Alarmingly, 8% of participants carried high-risk variants elevating their likelihood of developing triple-negative breast cancer by 4.2 times. The findings could lead to new treatment targets for this challenging cancer type.

The study, published in Nature Genetics on May 13, sheds light on breast cancer risks among Black women, who face higher mortality rates from the disease than white women.

The analysis uncovered 12 genetic regions, or loci, associated with breast cancer.

Notably, three of these loci are specifically linked to the aggressive triple-negative subtype, which Black women are twice as likely to develop compared to white women.

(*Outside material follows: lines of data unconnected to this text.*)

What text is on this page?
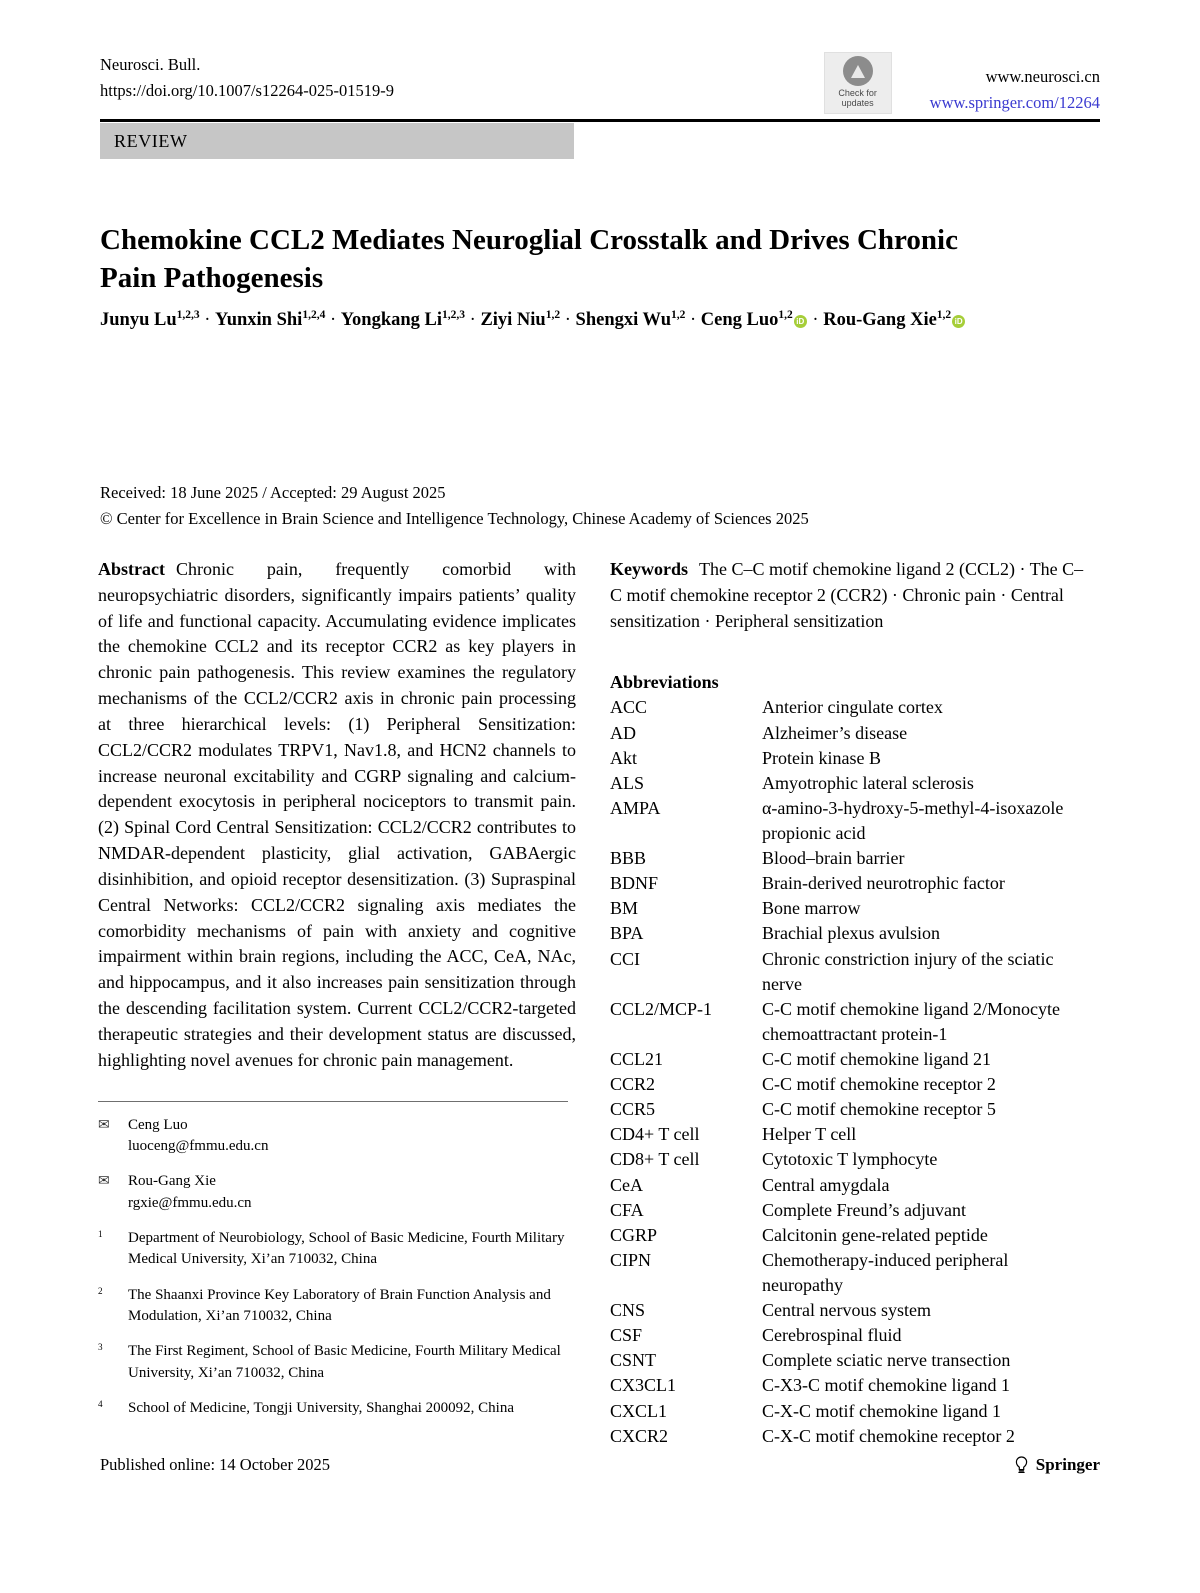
Neurosci. Bull.
https://doi.org/10.1007/s12264-025-01519-9	Check for
updates
www.neurosci.cn
www.springer.com/12264
REVIEW
Chemokine CCL2 Mediates Neuroglial Crosstalk and Drives Chronic Pain Pathogenesis
Junyu Lu$^{1,2,3}$ · Yunxin Shi$^{1,2,4}$ · Yongkang Li$^{1,2,3}$ · Ziyi Niu$^{1,2}$ · Shengxi Wu$^{1,2}$ · Ceng Luo$^{1,2}$iD · Rou-Gang Xie$^{1,2}$iD
Received: 18 June 2025 / Accepted: 29 August 2025
© Center for Excellence in Brain Science and Intelligence Technology, Chinese Academy of Sciences 2025
Abstract Chronic pain, frequently comorbid with neuropsychiatric disorders, significantly impairs patients’ quality of life and functional capacity. Accumulating evidence implicates the chemokine CCL2 and its receptor CCR2 as key players in chronic pain pathogenesis. This review examines the regulatory mechanisms of the CCL2/CCR2 axis in chronic pain processing at three hierarchical levels: (1) Peripheral Sensitization: CCL2/CCR2 modulates TRPV1, Nav1.8, and HCN2 channels to increase neuronal excitability and CGRP signaling and calcium-dependent exocytosis in peripheral nociceptors to transmit pain. (2) Spinal Cord Central Sensitization: CCL2/CCR2 contributes to NMDAR-dependent plasticity, glial activation, GABAergic disinhibition, and opioid receptor desensitization. (3) Supraspinal Central Networks: CCL2/CCR2 signaling axis mediates the comorbidity mechanisms of pain with anxiety and cognitive impairment within brain regions, including the ACC, CeA, NAc, and hippocampus, and it also increases pain sensitization through the descending facilitation system. Current CCL2/CCR2-targeted therapeutic strategies and their development status are discussed, highlighting novel avenues for chronic pain management.
✉	Ceng Luo
luoceng@fmmu.edu.cn
✉	Rou-Gang Xie
rgxie@fmmu.edu.cn
$^1$	Department of Neurobiology, School of Basic Medicine, Fourth Military Medical University, Xi’an 710032, China
$^2$	The Shaanxi Province Key Laboratory of Brain Function Analysis and Modulation, Xi’an 710032, China
$^3$	The First Regiment, School of Basic Medicine, Fourth Military Medical University, Xi’an 710032, China
$^4$	School of Medicine, Tongji University, Shanghai 200092, China
Keywords The C–C motif chemokine ligand 2 (CCL2) · The C–C motif chemokine receptor 2 (CCR2) · Chronic pain · Central sensitization · Peripheral sensitization
Abbreviations
ACC	Anterior cingulate cortex
AD	Alzheimer’s disease
Akt	Protein kinase B
ALS	Amyotrophic lateral sclerosis
AMPA	α-amino-3-hydroxy-5-methyl-4-isoxazole propionic acid
BBB	Blood–brain barrier
BDNF	Brain-derived neurotrophic factor
BM	Bone marrow
BPA	Brachial plexus avulsion
CCI	Chronic constriction injury of the sciatic nerve
CCL2/MCP-1	C-C motif chemokine ligand 2/Monocyte chemoattractant protein-1
CCL21	C-C motif chemokine ligand 21
CCR2	C-C motif chemokine receptor 2
CCR5	C-C motif chemokine receptor 5
CD4+ T cell	Helper T cell
CD8+ T cell	Cytotoxic T lymphocyte
CeA	Central amygdala
CFA	Complete Freund’s adjuvant
CGRP	Calcitonin gene-related peptide
CIPN	Chemotherapy-induced peripheral neuropathy
CNS	Central nervous system
CSF	Cerebrospinal fluid
CSNT	Complete sciatic nerve transection
CX3CL1	C-X3-C motif chemokine ligand 1
CXCL1	C-X-C motif chemokine ligand 1
CXCR2	C-X-C motif chemokine receptor 2
Published online: 14 October 2025	Springer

Alarmingly, 8% of study participants harbored two copies of the high-risk genetic variants within all three identified loci. This elevated their probability of developing the aggressive triple-negative breast cancer subtype by a staggering 4.2-fold compared to women with only one or no copies of these concerning variants.

Dr. Zheng emphasized the significance of these findings, stating:

“Data put together in this consortium have been and will continue to be used by researchers around the world.”

Since triple-negative breast cancer lacks specific cell receptors often targeted in treatment, such as estrogen or HER2 receptors, these insights may pave the way for the identification of new therapeutic targets.

The study also corroborated numerous previously identified breast cancer risk variants across diverse populations and uncovered an uncommon risk variant in ARHGEF38, a gene associated with prostate and lung cancers in the past.

The data gathered as part of the NIH-funded African Ancestry Breast Cancer Genetic Consortium encompassed 26 studies, with approximately 18,000 participants diagnosed with breast cancer. Most (85%) of the participants were African Americans, while the remaining were from Barbados or Africa.

With over 310,000 new breast cancer cases anticipated nationwide this year, Black women are more likely than white women to die from the disease. The study’s results, reported in Nature Genetics on May 13, highlight the urgent need for tailored research and treatment options to address the unique genetic risks faced by Black women.